Un porte-parole du GKNB n'était pas joignable pour commenter (le 7 novembre), bien que des représentants d'agences d’État ont exprimer clairement leur soutien pour une régulation de l'utilisation du SORM tout en insistant sur le fait que cette technologie aide à prévenir le crime et les attaques terroristes. Le terrorisme étant un argument majeur du maintient de ce système au vu de l’accroissement progressif de l’islamisme radical dans l’ensemble de la région.

Un possible point de friction dans ces efforts de reforme est la question de la responsabilité et le rôle des cours de Justice dans l'autorisation des écoutes. Sous le régime législatif actuel, de nombreuses écoutes, mais pas toutes, doivent être autorisées par une cour avant d'être mises en place. Cependant, les cours kirghizes ont la réputation de manquer d'indépendance et d’être extrêmement punitives, caractéristiques héritées de leur passé soviétique.
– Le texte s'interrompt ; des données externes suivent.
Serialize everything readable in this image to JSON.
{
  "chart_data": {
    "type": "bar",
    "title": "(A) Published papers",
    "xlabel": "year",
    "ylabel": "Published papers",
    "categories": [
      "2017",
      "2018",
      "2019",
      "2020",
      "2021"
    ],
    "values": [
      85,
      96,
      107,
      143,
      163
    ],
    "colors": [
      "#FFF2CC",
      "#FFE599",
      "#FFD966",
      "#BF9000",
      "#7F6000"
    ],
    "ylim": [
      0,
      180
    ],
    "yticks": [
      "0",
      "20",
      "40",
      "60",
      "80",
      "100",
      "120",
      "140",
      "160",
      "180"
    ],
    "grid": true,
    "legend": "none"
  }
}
Ces facteurs pourraient rendre la chose facile, par exemple pour un officiel expérimenté, de faire pression sur une cour d'un niveau intermédiaire pour obtenir rapidement et discrètement (ou même après les faits) des écoutes, affirment des observateurs locaux.

« SORM est utilisé comme un instrument de pression politique »  

Avant que les cours, les procureurs et le GKNB n'aient entrepris des réformes systémiques, avec des assurances établies quant à des pouvoirs et contre-pouvoirs transparents, personne ne devrait avoir accès à un équipement tel que SORM, argumente Dinara Oshurahunova, dirigeante respectée de la Coalition pour la Démocratie et la Société Civile.

Les cours au Kirghizstan sont incapables de s'assurer que le GKNB puisse devenir responsable devant elles, indique Oshurahunova. SORM est simplement un moyen pour quelques figures politiques importantes d'enfreindre la loi, pas de la faire respecter, affirme-t-elle : « SORM est utilisé comme un instrument de pression politique et doit être démantelé. ».